Scheduled activities generally run until 10 p.m., after which Night Owl parties -- late-night group baby-sitting -- are available for $6.75 per hour, per kid (plus 15 percent gratuity per child). There are also the occasional theme parties (beach, Mardi Gras), which run from 10 p.m. to midnight and cost $13 per child (plus 15 percent gratuity).
There are limited activities for the 2-and-younger set. There are designated times when little ones can use the facilities if supervised by their parents. Children who are not toilet trained cannot use Sunshine's WaterWorks facilities, pools or hot tubs.
Carnival also requires kids 11 and younger to wear colored wristbands throughout the cruise, indicating their muster stations.
Older kids get their own, separate rooms (adjacent to Camp Carnival): Circle C for the 12- to 14-year-olds and Club O2 for the 15- to 17-year-olds. Circle C lounge has a dance floor, video jukebox, music, video game consoles and Fun Hub stations. Adjacent to Circle C is Club O2, a teen club where older kids can make new friends and dance to the latest hits cranked out from the D.J. booth. Designed as the ultimate "chill" space, this room also includes a soda bar, video game consoles, Fun Hub stations and a state-of-the-art sound and lighting system. The clubs are generally open from 5 p.m. to 1 a.m. on days in port and from noon to 1 a.m. on sea days. Kids can come and go as they please, but parents are ultimately responsible for their kids. Both Circle C and Club O2 programs have a dedicated director who oversees a host of activities, including late-night movies, video game contests, trivia and scavenger hunts -- and ensures not too much mischief goes on.

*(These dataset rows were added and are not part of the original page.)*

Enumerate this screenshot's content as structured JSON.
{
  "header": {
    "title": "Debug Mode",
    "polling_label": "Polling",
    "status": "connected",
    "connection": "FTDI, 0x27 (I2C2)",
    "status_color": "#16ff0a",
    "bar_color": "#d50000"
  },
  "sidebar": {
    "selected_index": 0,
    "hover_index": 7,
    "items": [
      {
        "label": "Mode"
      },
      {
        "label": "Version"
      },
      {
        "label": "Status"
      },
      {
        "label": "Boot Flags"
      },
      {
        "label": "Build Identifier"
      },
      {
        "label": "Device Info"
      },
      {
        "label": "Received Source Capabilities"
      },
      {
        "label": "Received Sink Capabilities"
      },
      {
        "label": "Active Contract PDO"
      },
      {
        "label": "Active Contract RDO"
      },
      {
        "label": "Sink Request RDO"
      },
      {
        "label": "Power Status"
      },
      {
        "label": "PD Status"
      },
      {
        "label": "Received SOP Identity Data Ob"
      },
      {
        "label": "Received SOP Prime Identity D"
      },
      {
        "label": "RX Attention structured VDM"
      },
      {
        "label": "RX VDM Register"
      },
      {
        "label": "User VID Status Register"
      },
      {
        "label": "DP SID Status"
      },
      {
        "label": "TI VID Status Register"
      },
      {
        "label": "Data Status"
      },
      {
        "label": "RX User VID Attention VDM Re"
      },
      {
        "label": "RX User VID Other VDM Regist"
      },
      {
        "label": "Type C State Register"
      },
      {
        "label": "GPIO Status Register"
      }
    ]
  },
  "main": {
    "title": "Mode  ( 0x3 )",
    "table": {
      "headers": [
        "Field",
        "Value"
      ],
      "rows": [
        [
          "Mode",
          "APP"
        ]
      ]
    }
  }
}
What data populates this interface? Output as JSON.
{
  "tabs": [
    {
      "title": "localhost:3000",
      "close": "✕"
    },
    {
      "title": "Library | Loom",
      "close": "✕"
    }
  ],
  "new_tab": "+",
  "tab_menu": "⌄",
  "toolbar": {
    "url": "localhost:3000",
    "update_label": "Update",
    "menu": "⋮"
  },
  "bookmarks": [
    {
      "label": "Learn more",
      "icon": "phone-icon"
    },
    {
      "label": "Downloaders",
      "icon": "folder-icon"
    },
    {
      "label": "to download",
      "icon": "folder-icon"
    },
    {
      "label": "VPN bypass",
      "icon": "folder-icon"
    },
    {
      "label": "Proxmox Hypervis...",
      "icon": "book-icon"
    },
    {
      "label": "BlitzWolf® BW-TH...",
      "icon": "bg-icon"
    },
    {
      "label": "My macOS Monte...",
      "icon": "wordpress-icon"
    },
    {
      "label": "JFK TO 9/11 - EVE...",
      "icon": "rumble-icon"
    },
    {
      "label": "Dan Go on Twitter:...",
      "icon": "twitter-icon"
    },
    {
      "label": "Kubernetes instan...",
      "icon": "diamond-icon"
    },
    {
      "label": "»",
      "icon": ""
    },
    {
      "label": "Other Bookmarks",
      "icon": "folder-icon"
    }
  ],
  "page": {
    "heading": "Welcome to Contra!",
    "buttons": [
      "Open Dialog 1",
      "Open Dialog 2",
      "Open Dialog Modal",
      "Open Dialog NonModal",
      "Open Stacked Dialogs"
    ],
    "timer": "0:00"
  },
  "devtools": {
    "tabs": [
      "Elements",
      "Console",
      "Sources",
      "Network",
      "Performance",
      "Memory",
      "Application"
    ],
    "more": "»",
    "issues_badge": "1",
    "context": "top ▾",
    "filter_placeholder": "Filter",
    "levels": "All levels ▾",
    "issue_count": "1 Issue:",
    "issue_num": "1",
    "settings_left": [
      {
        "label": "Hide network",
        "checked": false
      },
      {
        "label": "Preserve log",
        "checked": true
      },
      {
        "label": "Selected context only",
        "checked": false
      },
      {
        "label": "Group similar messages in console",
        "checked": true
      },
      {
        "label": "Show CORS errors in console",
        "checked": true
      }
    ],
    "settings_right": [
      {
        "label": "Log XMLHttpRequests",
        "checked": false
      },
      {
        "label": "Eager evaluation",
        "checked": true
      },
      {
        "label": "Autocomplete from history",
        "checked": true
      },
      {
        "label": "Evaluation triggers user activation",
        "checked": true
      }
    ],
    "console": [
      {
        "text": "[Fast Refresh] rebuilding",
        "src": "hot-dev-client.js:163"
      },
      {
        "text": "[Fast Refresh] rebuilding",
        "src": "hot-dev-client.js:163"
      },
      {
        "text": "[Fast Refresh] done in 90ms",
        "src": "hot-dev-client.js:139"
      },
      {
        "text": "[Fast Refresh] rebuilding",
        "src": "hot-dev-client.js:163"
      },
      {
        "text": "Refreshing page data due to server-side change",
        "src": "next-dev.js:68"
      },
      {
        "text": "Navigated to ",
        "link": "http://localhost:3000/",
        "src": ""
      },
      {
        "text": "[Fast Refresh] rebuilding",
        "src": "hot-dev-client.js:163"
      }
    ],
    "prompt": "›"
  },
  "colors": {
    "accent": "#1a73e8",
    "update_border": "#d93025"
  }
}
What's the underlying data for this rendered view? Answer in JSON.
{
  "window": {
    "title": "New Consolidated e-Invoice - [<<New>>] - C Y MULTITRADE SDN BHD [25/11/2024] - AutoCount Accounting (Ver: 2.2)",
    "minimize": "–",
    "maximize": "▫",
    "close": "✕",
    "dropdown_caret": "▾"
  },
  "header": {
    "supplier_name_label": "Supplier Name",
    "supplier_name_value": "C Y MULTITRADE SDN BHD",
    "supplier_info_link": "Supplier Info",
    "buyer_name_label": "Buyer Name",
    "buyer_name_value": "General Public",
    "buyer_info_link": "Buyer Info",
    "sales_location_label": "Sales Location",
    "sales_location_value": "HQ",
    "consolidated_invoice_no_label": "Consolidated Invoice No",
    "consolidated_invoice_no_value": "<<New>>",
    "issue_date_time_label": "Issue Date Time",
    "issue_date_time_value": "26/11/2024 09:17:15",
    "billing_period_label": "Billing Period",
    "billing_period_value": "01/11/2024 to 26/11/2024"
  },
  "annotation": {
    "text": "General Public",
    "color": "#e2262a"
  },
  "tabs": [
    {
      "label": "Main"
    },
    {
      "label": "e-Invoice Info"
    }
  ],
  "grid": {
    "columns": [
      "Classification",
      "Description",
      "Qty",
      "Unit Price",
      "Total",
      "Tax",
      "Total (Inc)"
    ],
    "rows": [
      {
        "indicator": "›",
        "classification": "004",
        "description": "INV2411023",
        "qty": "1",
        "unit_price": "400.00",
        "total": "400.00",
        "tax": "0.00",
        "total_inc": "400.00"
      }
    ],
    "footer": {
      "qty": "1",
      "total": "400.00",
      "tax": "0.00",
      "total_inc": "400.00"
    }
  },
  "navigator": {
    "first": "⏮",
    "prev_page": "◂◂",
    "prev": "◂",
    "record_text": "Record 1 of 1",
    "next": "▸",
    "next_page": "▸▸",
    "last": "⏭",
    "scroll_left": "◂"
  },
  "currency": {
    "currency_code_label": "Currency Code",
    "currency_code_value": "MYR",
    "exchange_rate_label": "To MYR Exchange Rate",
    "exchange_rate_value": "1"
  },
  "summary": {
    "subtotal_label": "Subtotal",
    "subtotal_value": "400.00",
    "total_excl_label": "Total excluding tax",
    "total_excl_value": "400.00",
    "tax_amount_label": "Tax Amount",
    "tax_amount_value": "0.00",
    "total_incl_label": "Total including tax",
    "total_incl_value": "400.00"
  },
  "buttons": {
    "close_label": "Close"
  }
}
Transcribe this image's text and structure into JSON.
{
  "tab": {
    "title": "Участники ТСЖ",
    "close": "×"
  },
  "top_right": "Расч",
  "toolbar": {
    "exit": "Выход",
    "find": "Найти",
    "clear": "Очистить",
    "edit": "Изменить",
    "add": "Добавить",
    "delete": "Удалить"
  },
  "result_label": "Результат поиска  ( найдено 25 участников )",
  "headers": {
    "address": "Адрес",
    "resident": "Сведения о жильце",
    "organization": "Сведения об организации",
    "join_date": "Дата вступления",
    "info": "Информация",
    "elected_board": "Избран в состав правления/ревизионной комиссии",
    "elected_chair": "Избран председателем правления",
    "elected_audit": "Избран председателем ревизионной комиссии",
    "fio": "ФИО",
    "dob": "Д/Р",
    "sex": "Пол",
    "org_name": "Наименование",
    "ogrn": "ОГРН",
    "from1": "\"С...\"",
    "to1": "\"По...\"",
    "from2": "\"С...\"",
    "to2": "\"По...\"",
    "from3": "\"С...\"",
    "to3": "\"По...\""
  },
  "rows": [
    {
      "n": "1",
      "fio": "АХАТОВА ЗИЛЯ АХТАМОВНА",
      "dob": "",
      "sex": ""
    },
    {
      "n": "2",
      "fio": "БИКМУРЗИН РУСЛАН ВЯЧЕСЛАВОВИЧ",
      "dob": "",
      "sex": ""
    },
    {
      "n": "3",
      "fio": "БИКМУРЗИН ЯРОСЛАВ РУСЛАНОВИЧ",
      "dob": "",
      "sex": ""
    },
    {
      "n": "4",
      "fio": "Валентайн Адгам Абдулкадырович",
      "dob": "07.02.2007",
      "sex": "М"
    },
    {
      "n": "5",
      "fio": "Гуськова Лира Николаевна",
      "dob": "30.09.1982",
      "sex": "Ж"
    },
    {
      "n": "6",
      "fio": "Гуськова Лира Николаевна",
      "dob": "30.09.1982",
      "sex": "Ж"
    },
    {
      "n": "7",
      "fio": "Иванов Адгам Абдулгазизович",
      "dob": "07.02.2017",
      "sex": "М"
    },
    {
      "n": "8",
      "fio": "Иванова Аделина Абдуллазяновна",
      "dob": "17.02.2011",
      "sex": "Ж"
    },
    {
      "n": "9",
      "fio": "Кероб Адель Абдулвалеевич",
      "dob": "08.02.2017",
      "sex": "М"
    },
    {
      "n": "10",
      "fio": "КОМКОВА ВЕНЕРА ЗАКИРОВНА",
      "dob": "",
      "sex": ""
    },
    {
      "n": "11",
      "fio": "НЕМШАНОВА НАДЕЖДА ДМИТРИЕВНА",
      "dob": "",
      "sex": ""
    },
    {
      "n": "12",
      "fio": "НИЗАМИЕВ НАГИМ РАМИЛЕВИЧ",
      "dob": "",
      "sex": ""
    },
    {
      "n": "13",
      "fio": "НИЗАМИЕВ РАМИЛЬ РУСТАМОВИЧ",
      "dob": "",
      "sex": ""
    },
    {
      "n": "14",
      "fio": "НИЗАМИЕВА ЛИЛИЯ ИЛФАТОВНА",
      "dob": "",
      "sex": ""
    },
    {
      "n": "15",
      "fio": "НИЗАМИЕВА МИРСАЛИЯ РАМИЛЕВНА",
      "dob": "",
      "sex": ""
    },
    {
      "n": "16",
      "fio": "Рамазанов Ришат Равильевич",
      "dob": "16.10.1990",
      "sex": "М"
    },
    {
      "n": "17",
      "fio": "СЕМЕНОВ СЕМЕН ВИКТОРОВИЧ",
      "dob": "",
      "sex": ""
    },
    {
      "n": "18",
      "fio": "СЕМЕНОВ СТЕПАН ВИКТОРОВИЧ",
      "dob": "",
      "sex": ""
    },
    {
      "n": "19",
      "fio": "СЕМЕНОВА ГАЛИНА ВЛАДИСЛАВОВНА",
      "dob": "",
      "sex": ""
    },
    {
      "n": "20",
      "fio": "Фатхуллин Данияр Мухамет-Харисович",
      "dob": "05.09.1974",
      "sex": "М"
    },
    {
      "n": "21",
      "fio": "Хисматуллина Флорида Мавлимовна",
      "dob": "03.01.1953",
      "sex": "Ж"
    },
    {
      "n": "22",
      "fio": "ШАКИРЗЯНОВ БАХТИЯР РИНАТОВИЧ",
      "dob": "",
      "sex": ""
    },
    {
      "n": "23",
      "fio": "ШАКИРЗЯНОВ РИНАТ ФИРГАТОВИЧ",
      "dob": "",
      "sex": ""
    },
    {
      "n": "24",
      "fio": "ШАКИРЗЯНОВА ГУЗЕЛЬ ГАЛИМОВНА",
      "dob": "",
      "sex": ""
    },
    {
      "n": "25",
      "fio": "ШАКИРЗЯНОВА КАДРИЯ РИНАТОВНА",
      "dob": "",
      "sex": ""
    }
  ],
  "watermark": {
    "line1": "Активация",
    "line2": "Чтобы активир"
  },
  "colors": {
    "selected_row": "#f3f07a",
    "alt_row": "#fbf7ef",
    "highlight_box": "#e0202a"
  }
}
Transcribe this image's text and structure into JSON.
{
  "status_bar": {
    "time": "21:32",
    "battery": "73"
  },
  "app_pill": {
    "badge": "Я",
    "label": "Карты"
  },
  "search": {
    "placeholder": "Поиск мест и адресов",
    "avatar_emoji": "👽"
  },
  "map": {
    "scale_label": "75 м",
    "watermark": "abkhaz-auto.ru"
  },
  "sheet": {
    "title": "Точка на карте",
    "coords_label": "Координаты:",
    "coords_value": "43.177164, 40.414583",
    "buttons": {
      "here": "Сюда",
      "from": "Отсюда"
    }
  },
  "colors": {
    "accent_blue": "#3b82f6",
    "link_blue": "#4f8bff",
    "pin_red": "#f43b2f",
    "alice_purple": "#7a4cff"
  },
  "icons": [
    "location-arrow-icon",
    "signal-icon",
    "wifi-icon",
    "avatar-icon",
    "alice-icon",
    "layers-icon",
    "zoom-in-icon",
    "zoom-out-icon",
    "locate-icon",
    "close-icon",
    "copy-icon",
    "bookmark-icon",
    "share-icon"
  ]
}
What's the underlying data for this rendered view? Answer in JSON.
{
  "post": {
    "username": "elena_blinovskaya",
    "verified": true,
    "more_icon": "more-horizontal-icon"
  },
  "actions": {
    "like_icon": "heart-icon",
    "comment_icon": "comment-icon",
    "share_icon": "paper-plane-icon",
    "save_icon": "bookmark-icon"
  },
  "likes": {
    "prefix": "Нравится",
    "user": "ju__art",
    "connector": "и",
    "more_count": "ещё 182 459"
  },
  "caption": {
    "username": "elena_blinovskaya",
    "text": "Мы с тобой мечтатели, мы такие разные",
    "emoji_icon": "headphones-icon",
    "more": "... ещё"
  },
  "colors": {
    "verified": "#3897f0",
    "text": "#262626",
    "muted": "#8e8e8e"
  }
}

The ship also offers numerous kid-friendly culinary choices, such as hamburgers, hot dogs, and 24-hour pizza and soft-serve ice cream, available in the casual poolside Lido Marketplace restaurant. The main dining rooms have a children's menu with daily junior specials each night. Kids can also "dine under the stars" with the youth staff (allowing parents to dine on their own).